Nicole Mitchell’s lane jumper with 40 seconds left provided the night’s last points, giving second-seeded Christopher Newport a 73-72 home win against No. 3 Salisbury and a berth in the Capital Athletic Conference women's tournament final.
The Captains, ranked 20th nationally, trailed 68-61 with 4 1/2 minutes left. But they got a career-high 25 points, plus 12 rebounds from Camry Green, to earn the right to travel to face top seed York (Pa.) at 2 p.m. Saturday in southeastern Pennsylvania.
York, ranked 12th in the nation, beat Marymount 73-62 behind Brittany Hicks' 18 points and 12 rebounds and Kristen Haley's 19 points.
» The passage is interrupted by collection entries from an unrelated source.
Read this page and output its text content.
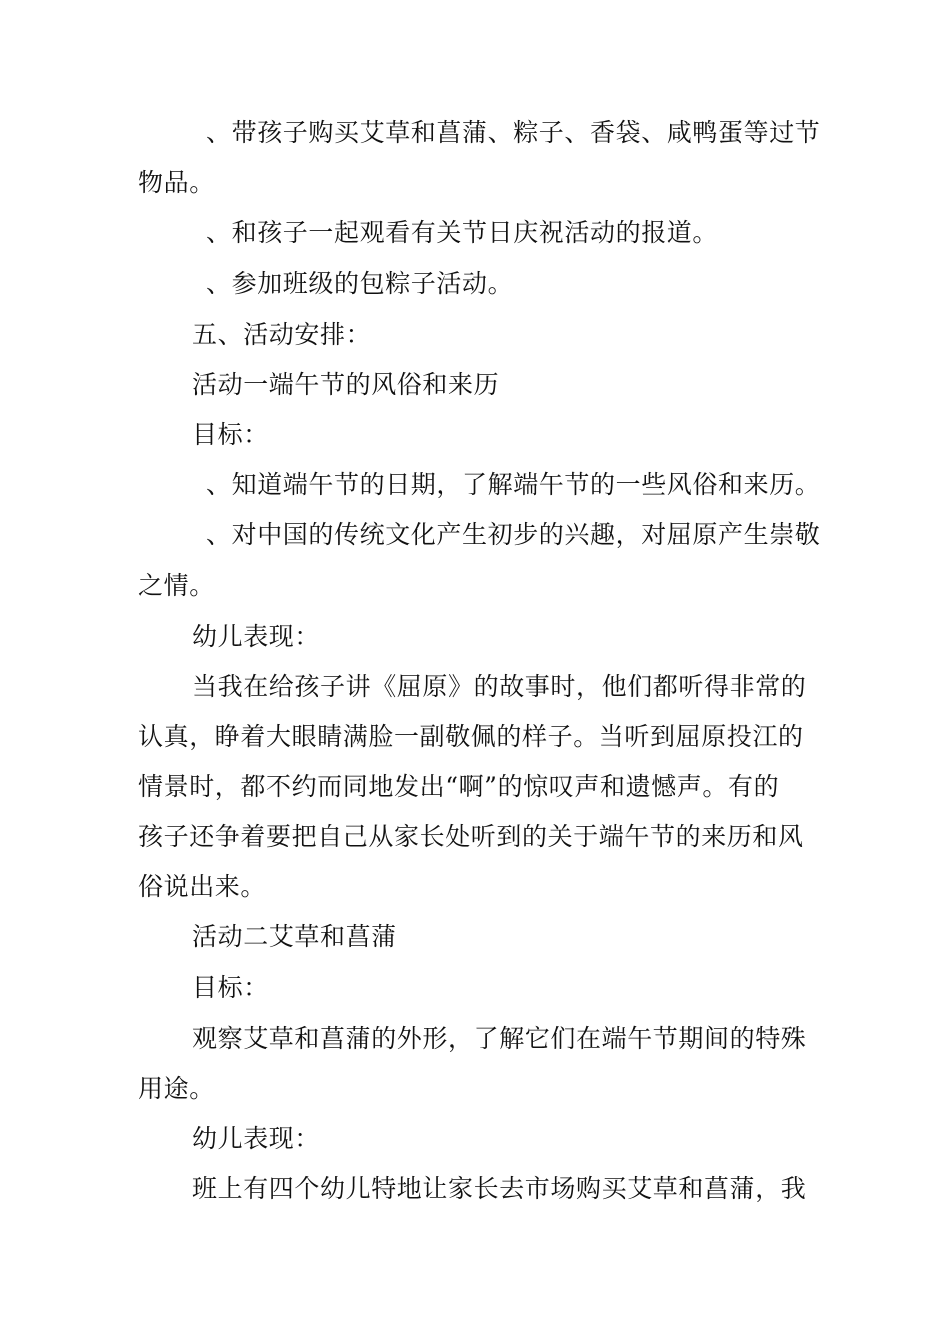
、带孩子购买艾草和菖蒲、粽子、香袋、咸鸭蛋等过节
物品。
、和孩子一起观看有关节日庆祝活动的报道。
、参加班级的包粽子活动。
五、活动安排：
活动一端午节的风俗和来历
目标：
、知道端午节的日期，了解端午节的一些风俗和来历。
、对中国的传统文化产生初步的兴趣，对屈原产生崇敬
之情。
幼儿表现：
当我在给孩子讲《屈原》的故事时，他们都听得非常的
认真，睁着大眼睛满脸一副敬佩的样子。当听到屈原投江的
情景时，都不约而同地发出“啊”的惊叹声和遗憾声。有的
孩子还争着要把自己从家长处听到的关于端午节的来历和风
俗说出来。
活动二艾草和菖蒲
目标：
观察艾草和菖蒲的外形，了解它们在端午节期间的特殊
用途。
幼儿表现：
班上有四个幼儿特地让家长去市场购买艾草和菖蒲，我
Whoever loses Saturday's final will be a strong candidate for an at-large bid to the NCAA tournament.
CNU missed two late free throws, including a Mitchell attempt after her basket, but Salisbury’s last hope evaporated when the Sea Gulls’ Sarah Seipp, who had 26 points, missed a running shot in the lane just before the buzzer.
In the Old Dominion Athletic Conference quarterfinals at Salem Civic Center, No. 4 Guilford ousted No. 5 Virginia Wesleyan 79-57, capitalizing on a VWC drought in which the Marlins scored just one field goal in seven minutes.
Gabby Oglesby scored 20 points for Guilford, and Brittany Glasco paced VWC (17-10) with 18 points.
The two-time defending champion Quakers advanced to a 1 p.m. Saturday semifinal against top-seeded Eastern Mennonite, which edged No. 8 Shenandoah 53-52 when Keyla Baltimore rebounded a miss by the Hornets' Imani Heggins just before the buzzer. Bianca Ygarza had 18 points for EMU.
In the bracket’s other half, Taylor Huber scored 24 points -- including a pair of clinching free throws with 12 seconds left -- to guide No. 2 Randolph-Macon past No. 7 Bridgewater 96-91.
Then No. 3 Lynchburg held off No. 6 Roanoke 68-64 as Shannon Allan sank a key 3-pointer and hit all her free throws down the stretch to finish with 16 points.
Randolph-Macon and Lynchburg will play at 3 p.m. Saturday.
CAA:William and Mary (8-18, 5-9 Colonial Athletic Association) played one of its best halves this season, leading 40-12, and held on to beat Northeastern 67-50 at Kaplan Arena.
W&M helped its chances of finishing among the top seven seeds, which would keep the Tribe from a spot in the play-in game. ...
Alyssa Frye scored 26 points as the host College of Charleston stunned James Madison 85-78, outscoring the Dukes by 14 down the stretch of their matinee to end JMU's 13-game winning streak.
JMU, led by CAA Player of the Year candidate Kirby Burkholder's 25 points, has clinched the conference tournament's top seed and might have been on the verge of reaching the national top 25. But the Cougars outshot the Dukes 46 percent to 36 percent for the day.
Miami freshman Adrienne Motley of Newport News had 21 points, seven rebounds, four steals and four assists to help the Hurricanes win 83-63 at Virginia. Ataira Franklin led the Cavaliers with 17 points. ...
Senior Uju Ugoka had 23 points and 11 rebounds as host Virginia Tech (14-14, 4-11) dominated on its Senior Night, beating Clemson 74-48. The Hokies won a third consecutive ACC game for the first time since 2007.
Nikki Dixon led Clemson (12-18, 4-12 ACC) with 13 points. ...
Kayla McBride scored 28 as No. 2 Notre Dame (28-0, 15-0) cruised past No. 14 North Carolina 100-75.
Xylina McDaniel scored 18 points for the Tar Heels (21-8, 9-6). ...
Haley Peters scored 22 points and Virginia Beach’s Elizabeth Williams added 10 as No. 7 Duke beat visiting Wake Forest 71-56. ...
Markeisha Gatling scored 20 points and Len'Nique Brown added 19 points, including six straight free throws in the final 90 seconds as No. 13 North Carolina State (24-5, 11-4) beat host Pittsburgh 79-68 for the 800th victory in the program's history. ...
No. 4 South Carolina, coached by former Virginia All-American guard Dawn Staley, clinched the Southeastern Conference crown with a 67-56 win over Georgia before a crowd of 12,458 in Columbia, S.C.